Life never stands still. Animals, plants, even whole ecosystems are constantly changing, adapting to their wider environment.  These changes might be behavioural, occurring over just a few minutes, or they may be generational, taking many years to manifest. The forces driving  change and the rate of change can be complex. As the human species we have learnt much about environmental change and the rate at which it can occur. So when an entire marine community began to disappear at some speed from the seas of Tasmania, scientists took interest.

Much of Tasmania’s southern coast line hosted mile after mile of giant kelp forest, Macrocystis pyrifera, as recently as 30 years ago. Like many kelps, these giants benefit from cold waters, growing best over the winter season and creating magnificent underwater forests.

Home to creatures such as the enigmatic weedy sea dragon, Phyllopteryx taeniolatus, and the rare pot-bellied sea horse, Hippocampus abdominalis, the forests also provide important fish nursery habitats for species of commercial importance such as lobsters, snappers and trumpeters.

Giant kelp is a draw for tourists from around the world hoping to swim among the towering stands of algal splendour and marvel in awe as shafts of sunlight penetrative the depths and fish and sea lions buzz around them with phenomenal agility.

Taking a closer look the plants themselves have even more beauty than one might imagine. The gas bladders which hold them upright in the water column create mesmerising formations; the small vying for attention with the wider scenery.

But the times, they are a changing. The seas around Tasmania have experienced a more rapid rise in temperature than almost anywhere else on earth.
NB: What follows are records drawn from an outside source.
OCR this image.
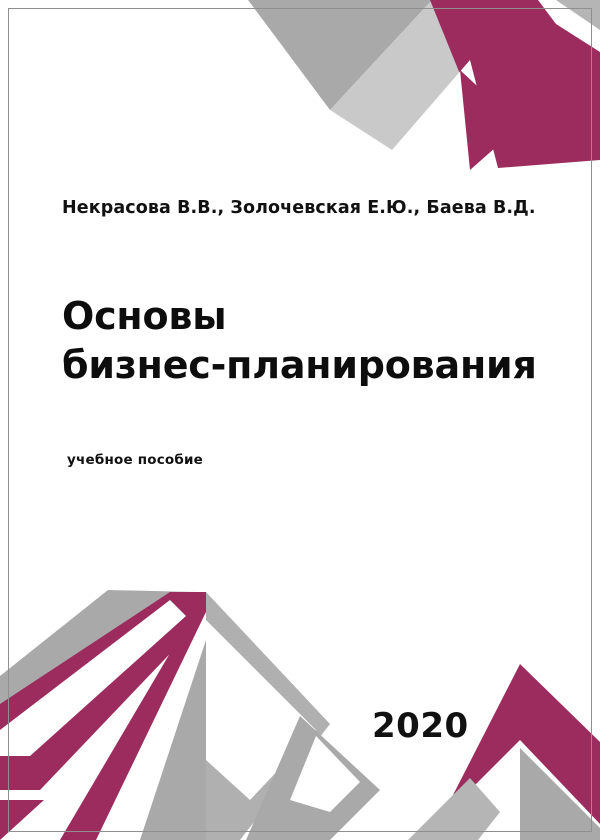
Некрасова В.В., Золочевская Е.Ю., Баева В.Д.
Основы
бизнес-планирования
учебное пособие
2020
An average increase of ca. 1.5 ºC since 1940 has taken the kelp to the limits of its optimal temperature growth range. The East Australian Current (EAC) has encroached further and further south each year, warming the waters and forcing the giant kelp forests from their strongholds; in some areas less than 5% of the kelp remains.

Fortescue Bay on the Tasman Peninsula, southeast of Hobart covers some 3-4 sq km and until recently supported vast acres of giant kelp forest. Now all but a few dozen strands hang on in one tiny patch; a similar fate is being met by the once abundant forests of Bruny Island to the southwest.

The incessant southward march of the EAC is bringing with it more challenges for the local marine life than just the disappearance of the kelp forests. One of these is a northern, warm water species of sea urchin, Centrostephanus rogersii, which has hitched a ride on the EAC and is no shrinking violet as the new boy in town.

Left unchecked the urchin can graze all the algae from the seabed, creating vast barren areas, low in diversity, unable to support much life. Its natural nemesis, the rock lobster (or crayfish), Jasus edwardsii is seldom seen, over-fished and undervalued for its ecosystem services.

But there is hope. Scientists from the Institute of Marine and Antarctic Studies at the University of Tasmania are studying these changes and experimenting with methods of controlling some of these changes to the marine systems.

PhD students Masa and Cayne Layton are working on a project to understand the effects of climate change on another kelp species Ecklonia radiata under threat from climate change and the invasive urchins. Experimental areas of reef are stripped of kelp, some just a little, and others left untouched. Light sensors and sediment traps are installed to determine how these different, simulated situations affect the growth and diversity of the diverse reef algae communities. The results can then be used to inform management decisions based on different climate change or invasive species scenarios i.e. from what level of degradation can these communities recover?

At the same time, Dr Scott Ling has been studying the effects of the errant urchins along the Tasmanian coast. By recording the density of urchins and size of barren areas, he is building an understanding of their population dynamics.

In other areas Scott has worked with local communities and experimented with crayfish re-introductions and closed areas as a means of controlling the urchins populations.  More lobsters meant fewer urchins and fewer barren areas. Scott explained that prevention is much better, cheaper and easier than cure; a natural, functioning ecosystem can actually resist a lot of urchin grazing pressure but once the urchins have altered the nature of an ecosystem, it can be very very difficult to restore.

So what is the future for these marine habitats and the species they support facing so many pressures? It is certainly uncertain… But if the scientists and fishing communities can work together to rebuild the decimated lobster population there might perhaps be some natural resilience in the face impending change.